L’objectif était de sanctionner l’incitation « à rechercher une maigreur excessive en encourageant des restrictions alimentaires prolongées ayant pour effet » d’exposer une personne « à un danger de mort ou de compromettre directement sa santé ». Ce délit était passible d’un an d’emprisonnement et de 10 000 euros d’amende.

Les parlementaires ont préféré supprimer ce délit, considérant qu’il amenait à une plus grande fragilisation encore des propriétaires de ces sites souvent elles-mêmes victimes d’anorexie mentale.

Mais ce délit n’aurait-il pas pu être utilisé contre d’autres personnes ? Pour prôner la maigreur doit-on obligatoirement passer par l’apologie directe et explicite de l’anorexie mentale ? L’incitation à la maigreur ne peut-elle pas être plus ambiguë et tout simplement passer par nos réseaux sociaux et ses stars aux millions d’abonnés ?

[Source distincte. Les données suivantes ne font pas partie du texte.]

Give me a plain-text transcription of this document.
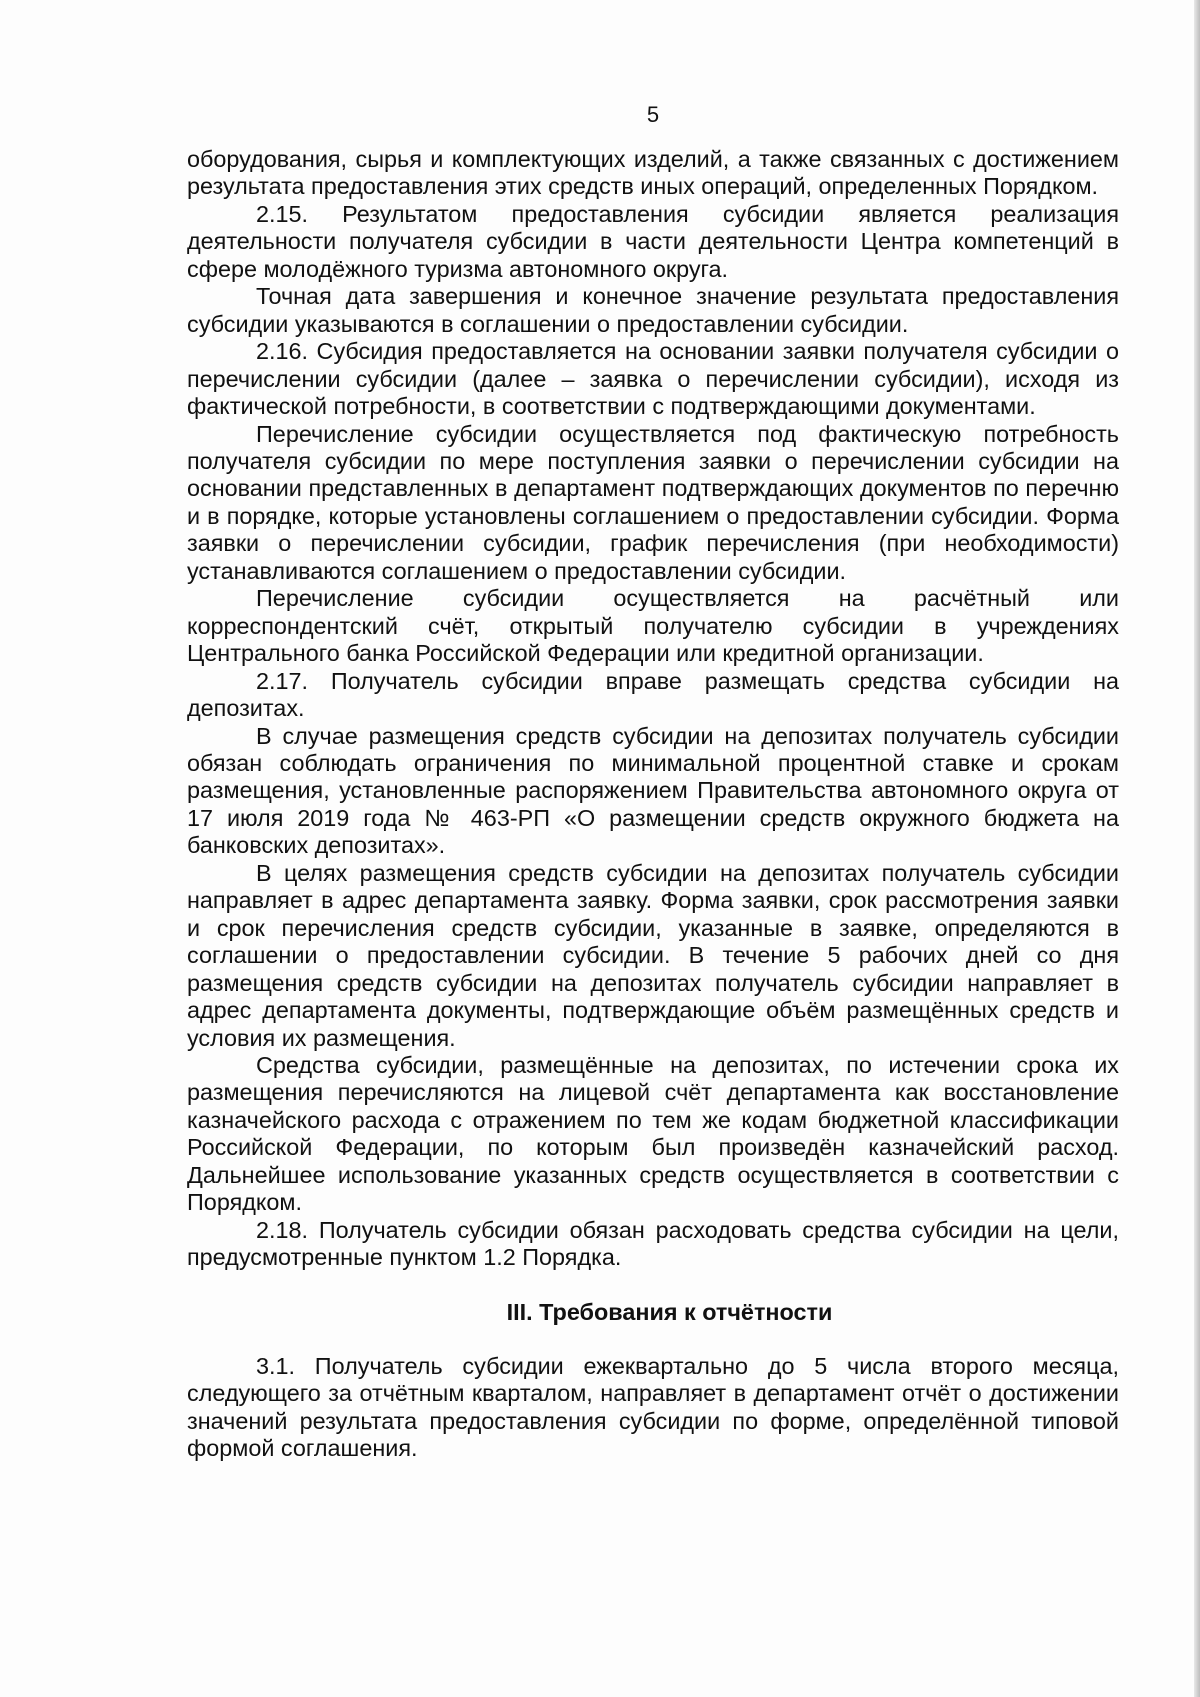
5

оборудования, сырья и комплектующих изделий, а также связанных с достижением результата предоставления этих средств иных операций, определенных Порядком.

2.15. Результатом предоставления субсидии является реализация деятельности получателя субсидии в части деятельности Центра компетенций в сфере молодёжного туризма автономного округа.

Точная дата завершения и конечное значение результата предоставления субсидии указываются в соглашении о предоставлении субсидии.

2.16. Субсидия предоставляется на основании заявки получателя субсидии о перечислении субсидии (далее – заявка о перечислении субсидии), исходя из фактической потребности, в соответствии с подтверждающими документами.

Перечисление субсидии осуществляется под фактическую потребность получателя субсидии по мере поступления заявки о перечислении субсидии на основании представленных в департамент подтверждающих документов по перечню и в порядке, которые установлены соглашением о предоставлении субсидии. Форма заявки о перечислении субсидии, график перечисления (при необходимости) устанавливаются соглашением о предоставлении субсидии.

Перечисление субсидии осуществляется на расчётный или корреспондентский счёт, открытый получателю субсидии в учреждениях Центрального банка Российской Федерации или кредитной организации.

2.17. Получатель субсидии вправе размещать средства субсидии на депозитах.

В случае размещения средств субсидии на депозитах получатель субсидии обязан соблюдать ограничения по минимальной процентной ставке и срокам размещения, установленные распоряжением Правительства автономного округа от 17 июля 2019 года № 463-РП «О размещении средств окружного бюджета на банковских депозитах».

В целях размещения средств субсидии на депозитах получатель субсидии направляет в адрес департамента заявку. Форма заявки, срок рассмотрения заявки и срок перечисления средств субсидии, указанные в заявке, определяются в соглашении о предоставлении субсидии. В течение 5 рабочих дней со дня размещения средств субсидии на депозитах получатель субсидии направляет в адрес департамента документы, подтверждающие объём размещённых средств и условия их размещения.

Средства субсидии, размещённые на депозитах, по истечении срока их размещения перечисляются на лицевой счёт департамента как восстановление казначейского расхода с отражением по тем же кодам бюджетной классификации Российской Федерации, по которым был произведён казначейский расход. Дальнейшее использование указанных средств осуществляется в соответствии с Порядком.

2.18. Получатель субсидии обязан расходовать средства субсидии на цели, предусмотренные пунктом 1.2 Порядка.

III. Требования к отчётности

3.1. Получатель субсидии ежеквартально до 5 числа второго месяца, следующего за отчётным кварталом, направляет в департамент отчёт о достижении значений результата предоставления субсидии по форме, определённой типовой формой соглашения.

Auquel cas, de nombreux créateurs et autres influenceurs auraient pu se retrouver dans le champ d’application de ce délit. Quand les grandes maisons présentent des campagnes aux filles toujours plus jeunes et décharnées, quand les blogueuses se font de plus en plus maigres et se font payer pour vendre le mérite de tel thé drainant, n’y a-t-il pas là une incitation à la perte excessive de poids encore plus efficace que les sites proana ? Si ces derniers attirent des jeunes filles souvent déjà touchées par l’anorexie, les comptes Instagram des blogueuses mode sont fréquentées par des filles saines qui peuvent potentiellement finir par chercher à obtenir la ligne verticale (très) creuse du ventre d’Emily Ratajkowski ou les jambes toujours plus frêles de la très connue Chiara Ferragni.